Facebook is arguably the most popular social networking site out there, with over 500 million users now. And while the site is known for the casual social aspect, many users also use it as a professional networking tool. With that kind of reach, Facebook can be a valuable tool for connecting to former and current colleagues, clients and potential employers.
In fact, surveys suggest that approximately 30% of employers are using Facebook to screen potential employees – even more than those who check LinkedIn, a strictly professional social networking site. In this seemingly newer era of authenticity, it seems we perhaps have gone too far without realizing who is capable of seeing our social media persona. What you say and how you act does matter, make no mistake! Don’t make these Facebook mistakes – they might cost you a great opportunity.
Progressive companies are implementing policy guidelines of what is appropriate to say in regards to your employer via social media. Be careful, you may be surprised about how sensitive your employer is with what you even already have posted on your Facebook account. Here’s a sampling:
1. Inappropriate Pictures
Prospective employers or clients don’t want to see pictures of you chugging a bottle of alcohol or dressed up for a night at the bar. What you see as perhaps innocent pictures of your personal life will likely not help to support the persona you want to present in your professional life.
2. Complaining About Your Current Job
It could be a full note about how much you hate your office, or how incompetent your boss is, or it could be as innocent as a status update about how your coworker always shows up late. While many complain about work at times, doing so in a public forum where it can be found by others is not the best career move. Though it may seem innocent, it’s not the kind of impression that sits well with a new employer or boss.
3. Posting Conflicting Information to Your Resume
If you say on your resume that your degree is from McMaster, but your Facebook profile says you went to U of T, you’re likely to be immediately cut from the interview list. Even if the conflict doesn’t leave you looking better on your resume, disparities will make you look at worst like a liar, and at best careless, and certainly not authentic!
4. Statuses You Wouldn’t Want Your Boss to See
Everyone should know to avoid statuses like “Ian plans to call in sick tomorrow so he can go to two interviews on Wednesday.” But you should also be aware of seemingly harmless statuses like “Sarah is watching the gold medal hockey game online at her desk”. Statuses that imply you are unreliable, deceitful, and basically anything that doesn’t make you look as professional as you’d like, can seriously undermine your chances at landing that new job.
5. Not Understanding Your Security Settings
The security settings on Facebook have come a long way since the site started. It is now possible to customize lists of friends and decide what each list can and cannot see. However, many people do not fully understand these settings, or don’t bother to check who has access to what. If you are going to use Facebook professionally, and even if you aren’t, make sure you take the time to go through your privacy options.

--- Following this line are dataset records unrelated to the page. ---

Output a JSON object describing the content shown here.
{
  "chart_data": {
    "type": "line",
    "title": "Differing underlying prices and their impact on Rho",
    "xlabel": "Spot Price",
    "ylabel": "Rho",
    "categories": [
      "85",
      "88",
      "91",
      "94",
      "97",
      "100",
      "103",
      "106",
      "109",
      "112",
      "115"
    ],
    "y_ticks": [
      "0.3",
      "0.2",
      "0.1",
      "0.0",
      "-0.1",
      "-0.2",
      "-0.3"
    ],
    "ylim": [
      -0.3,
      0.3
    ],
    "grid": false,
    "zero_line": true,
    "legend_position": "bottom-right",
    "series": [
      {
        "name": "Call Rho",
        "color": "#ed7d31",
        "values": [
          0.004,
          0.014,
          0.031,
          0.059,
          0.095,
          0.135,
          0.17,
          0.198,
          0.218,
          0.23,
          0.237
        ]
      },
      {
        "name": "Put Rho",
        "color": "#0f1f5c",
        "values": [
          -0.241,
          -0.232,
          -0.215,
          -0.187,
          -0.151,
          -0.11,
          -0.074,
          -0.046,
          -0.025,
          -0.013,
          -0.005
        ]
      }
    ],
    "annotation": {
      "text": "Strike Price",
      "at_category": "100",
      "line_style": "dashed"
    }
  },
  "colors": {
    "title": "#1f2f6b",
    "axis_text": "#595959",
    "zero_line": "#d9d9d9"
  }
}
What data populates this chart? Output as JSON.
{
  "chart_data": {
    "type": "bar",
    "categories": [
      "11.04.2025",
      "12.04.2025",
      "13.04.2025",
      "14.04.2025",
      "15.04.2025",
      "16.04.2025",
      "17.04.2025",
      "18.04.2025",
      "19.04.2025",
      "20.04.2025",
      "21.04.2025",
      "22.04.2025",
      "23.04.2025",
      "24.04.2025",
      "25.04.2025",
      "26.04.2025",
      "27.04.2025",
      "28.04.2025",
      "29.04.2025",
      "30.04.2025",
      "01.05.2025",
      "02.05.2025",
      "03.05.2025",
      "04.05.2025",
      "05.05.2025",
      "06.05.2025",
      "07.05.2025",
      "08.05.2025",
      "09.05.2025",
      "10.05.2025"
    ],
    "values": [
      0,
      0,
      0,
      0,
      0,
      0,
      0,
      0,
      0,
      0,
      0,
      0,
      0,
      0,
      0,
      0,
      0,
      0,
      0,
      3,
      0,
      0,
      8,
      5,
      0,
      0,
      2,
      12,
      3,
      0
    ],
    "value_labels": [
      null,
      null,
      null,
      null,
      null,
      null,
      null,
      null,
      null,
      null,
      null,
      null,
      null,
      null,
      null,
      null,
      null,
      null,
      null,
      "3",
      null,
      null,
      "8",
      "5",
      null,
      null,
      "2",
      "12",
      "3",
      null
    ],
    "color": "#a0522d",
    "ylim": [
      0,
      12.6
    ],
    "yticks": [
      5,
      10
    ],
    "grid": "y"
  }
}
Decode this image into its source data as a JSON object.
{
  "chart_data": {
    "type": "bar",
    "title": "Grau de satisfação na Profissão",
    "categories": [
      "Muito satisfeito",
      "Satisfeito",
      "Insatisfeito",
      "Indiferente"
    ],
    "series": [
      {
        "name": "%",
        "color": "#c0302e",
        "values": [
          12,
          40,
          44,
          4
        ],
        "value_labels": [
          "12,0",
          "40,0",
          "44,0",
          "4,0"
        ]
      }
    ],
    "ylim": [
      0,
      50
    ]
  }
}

At the very least, your profile should be set so that people who are not your friend cannot see any of your pictures or information.
6. Losing By Association
You can’t control what your friends post to your profile (although you can remove it once you see it), nor what they post to their own profiles or to those of mutual friends. If a potential client or employer sees those Friday night pictures your friend has tagged you in where he is falling down drunk, it reflects poorly on you, even if the picture of you is completely innocent. It’s unfortunate, but we do judge others by the company they keep, at least to some extent. Take a look at everything connected to your profile, and keep an eye out for anything you wouldn’t want to show your mother.
Facebook Can Help You Get Hired – Or Fired
The best advice is to lock down your personal profile so that only friends you approve can see anything on that profile. Then, create a second, public profile on Facebook purely for professional use. This profile functions like an online resume, and should only contain information you’d be comfortable telling your potential employer face to face. Having a social networking profile is a good thing – it presents you as technologically and professionally savvy. Just make sure your profile is helping to present your best side.